Being Uncle Charlie: A Life Undercover with Killers, Kingpins, Bikers and Druglords

Reading this book was akin to riding shotgun with Mr. Deasy as he drove back and forth on the 401 between Niagara Falls, Toronto and Montreal. His retelling of some of his cases (despite knowing the outcome – I mean he did live to write the book after all) left me holding my breath. When I read books like this one it makes me wonder how the author can be allowed to publish it? I mean, isn’t he giving away insider secrets and some of the tricks of the trade? Doesn’t it make a book like this almost a “how-to manual” for current and future criminals? Mr. Deasly deftly explains that too. In this day and age of electronics, DNA and police/criminal computer databases it seems his methods have become too time consuming (at times it was years before the case wrapped up in an arrest) and in many instances obsolete.

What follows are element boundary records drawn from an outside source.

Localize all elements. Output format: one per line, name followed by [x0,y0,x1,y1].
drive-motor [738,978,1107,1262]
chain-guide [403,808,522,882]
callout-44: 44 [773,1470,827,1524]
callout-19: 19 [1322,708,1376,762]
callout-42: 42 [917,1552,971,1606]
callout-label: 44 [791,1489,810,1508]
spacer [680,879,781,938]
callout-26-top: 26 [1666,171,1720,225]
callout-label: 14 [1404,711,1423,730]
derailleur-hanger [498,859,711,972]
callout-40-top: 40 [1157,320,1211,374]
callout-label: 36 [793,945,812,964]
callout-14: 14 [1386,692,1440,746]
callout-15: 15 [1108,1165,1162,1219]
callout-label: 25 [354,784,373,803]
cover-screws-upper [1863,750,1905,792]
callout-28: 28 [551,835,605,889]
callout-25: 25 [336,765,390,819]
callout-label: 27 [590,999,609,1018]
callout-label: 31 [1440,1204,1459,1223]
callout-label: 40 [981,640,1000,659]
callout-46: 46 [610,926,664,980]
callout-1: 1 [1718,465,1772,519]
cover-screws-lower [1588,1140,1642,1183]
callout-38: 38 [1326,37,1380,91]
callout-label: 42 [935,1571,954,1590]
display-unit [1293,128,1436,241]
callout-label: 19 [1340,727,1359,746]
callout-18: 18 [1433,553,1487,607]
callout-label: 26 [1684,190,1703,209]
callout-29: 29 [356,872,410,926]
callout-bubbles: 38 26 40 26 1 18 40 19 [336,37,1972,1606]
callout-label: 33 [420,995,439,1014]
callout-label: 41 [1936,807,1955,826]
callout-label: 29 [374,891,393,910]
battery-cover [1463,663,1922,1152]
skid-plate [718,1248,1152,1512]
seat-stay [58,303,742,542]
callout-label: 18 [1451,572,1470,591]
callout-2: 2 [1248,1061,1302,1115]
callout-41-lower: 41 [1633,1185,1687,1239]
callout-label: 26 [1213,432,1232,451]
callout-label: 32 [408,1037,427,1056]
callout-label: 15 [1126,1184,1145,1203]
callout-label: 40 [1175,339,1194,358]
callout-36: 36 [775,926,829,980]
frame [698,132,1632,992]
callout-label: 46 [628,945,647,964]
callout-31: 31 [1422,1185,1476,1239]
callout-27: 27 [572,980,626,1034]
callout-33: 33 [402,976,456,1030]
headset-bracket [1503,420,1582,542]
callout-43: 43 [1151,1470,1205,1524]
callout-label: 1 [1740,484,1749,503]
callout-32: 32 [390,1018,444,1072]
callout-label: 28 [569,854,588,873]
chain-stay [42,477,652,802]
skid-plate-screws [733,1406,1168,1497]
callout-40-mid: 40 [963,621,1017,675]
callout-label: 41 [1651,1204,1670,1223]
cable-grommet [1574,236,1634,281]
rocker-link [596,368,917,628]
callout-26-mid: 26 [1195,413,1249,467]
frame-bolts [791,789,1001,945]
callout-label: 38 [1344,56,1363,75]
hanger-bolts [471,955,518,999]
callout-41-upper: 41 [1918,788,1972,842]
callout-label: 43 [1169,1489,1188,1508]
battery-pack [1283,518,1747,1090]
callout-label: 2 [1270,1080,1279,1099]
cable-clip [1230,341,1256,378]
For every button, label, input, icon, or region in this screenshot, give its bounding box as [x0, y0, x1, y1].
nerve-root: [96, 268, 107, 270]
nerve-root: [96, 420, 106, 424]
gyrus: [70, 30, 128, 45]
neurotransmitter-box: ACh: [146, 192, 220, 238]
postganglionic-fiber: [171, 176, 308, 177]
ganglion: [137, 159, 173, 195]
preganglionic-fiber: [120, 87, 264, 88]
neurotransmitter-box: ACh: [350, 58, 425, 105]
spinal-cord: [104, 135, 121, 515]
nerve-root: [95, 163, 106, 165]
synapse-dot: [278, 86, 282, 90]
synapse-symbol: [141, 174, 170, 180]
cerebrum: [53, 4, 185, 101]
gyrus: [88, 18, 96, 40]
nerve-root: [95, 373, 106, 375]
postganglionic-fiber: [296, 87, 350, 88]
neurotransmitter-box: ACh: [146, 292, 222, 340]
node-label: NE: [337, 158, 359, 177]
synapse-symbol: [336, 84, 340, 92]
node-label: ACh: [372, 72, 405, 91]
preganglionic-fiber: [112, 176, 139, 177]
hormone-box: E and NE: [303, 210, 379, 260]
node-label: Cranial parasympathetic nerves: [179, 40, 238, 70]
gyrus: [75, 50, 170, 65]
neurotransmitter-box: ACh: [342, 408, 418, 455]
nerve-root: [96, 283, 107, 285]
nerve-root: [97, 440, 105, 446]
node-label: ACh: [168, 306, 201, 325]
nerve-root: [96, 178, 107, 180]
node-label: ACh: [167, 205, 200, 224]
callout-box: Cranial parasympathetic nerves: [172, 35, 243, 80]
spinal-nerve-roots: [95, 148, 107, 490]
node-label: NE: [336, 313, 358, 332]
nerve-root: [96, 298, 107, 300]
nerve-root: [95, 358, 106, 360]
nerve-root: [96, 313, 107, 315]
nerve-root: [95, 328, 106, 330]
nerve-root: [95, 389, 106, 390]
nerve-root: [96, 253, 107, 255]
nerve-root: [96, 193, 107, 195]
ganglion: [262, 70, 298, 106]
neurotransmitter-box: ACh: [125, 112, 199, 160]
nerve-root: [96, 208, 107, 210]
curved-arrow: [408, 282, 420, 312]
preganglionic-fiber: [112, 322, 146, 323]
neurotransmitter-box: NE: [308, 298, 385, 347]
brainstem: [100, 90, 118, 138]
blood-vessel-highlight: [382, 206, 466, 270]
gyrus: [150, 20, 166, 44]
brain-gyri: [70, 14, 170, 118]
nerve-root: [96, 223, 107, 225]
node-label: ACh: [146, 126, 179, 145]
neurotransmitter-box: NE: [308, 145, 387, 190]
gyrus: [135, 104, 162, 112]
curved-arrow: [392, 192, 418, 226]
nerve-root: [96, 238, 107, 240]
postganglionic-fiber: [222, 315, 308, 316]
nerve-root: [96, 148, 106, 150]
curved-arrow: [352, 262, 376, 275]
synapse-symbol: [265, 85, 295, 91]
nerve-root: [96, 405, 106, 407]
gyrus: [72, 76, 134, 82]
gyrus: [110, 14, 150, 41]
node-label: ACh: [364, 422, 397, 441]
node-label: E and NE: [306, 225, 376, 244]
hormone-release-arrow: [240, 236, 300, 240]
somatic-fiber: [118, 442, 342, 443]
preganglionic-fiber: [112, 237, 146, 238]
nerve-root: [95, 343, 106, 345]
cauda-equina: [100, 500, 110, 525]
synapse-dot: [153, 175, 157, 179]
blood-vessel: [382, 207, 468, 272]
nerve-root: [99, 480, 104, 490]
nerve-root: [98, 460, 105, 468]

So many of the cases mentioned are cases I remember hearing about on the evening news or reading about in my local newspaper and the locales mentioned are small towns, medium cities and metropolises I am familiar with, visit often or have lived in. This not only made the book that much more interesting, but also frightened me in a strange (tingly) sort of way to think that all this was going on around me and I had virtually no idea.
A friend of my daughter’s recommended this book to me. She thought I would enjoy it – I did! Thanks S.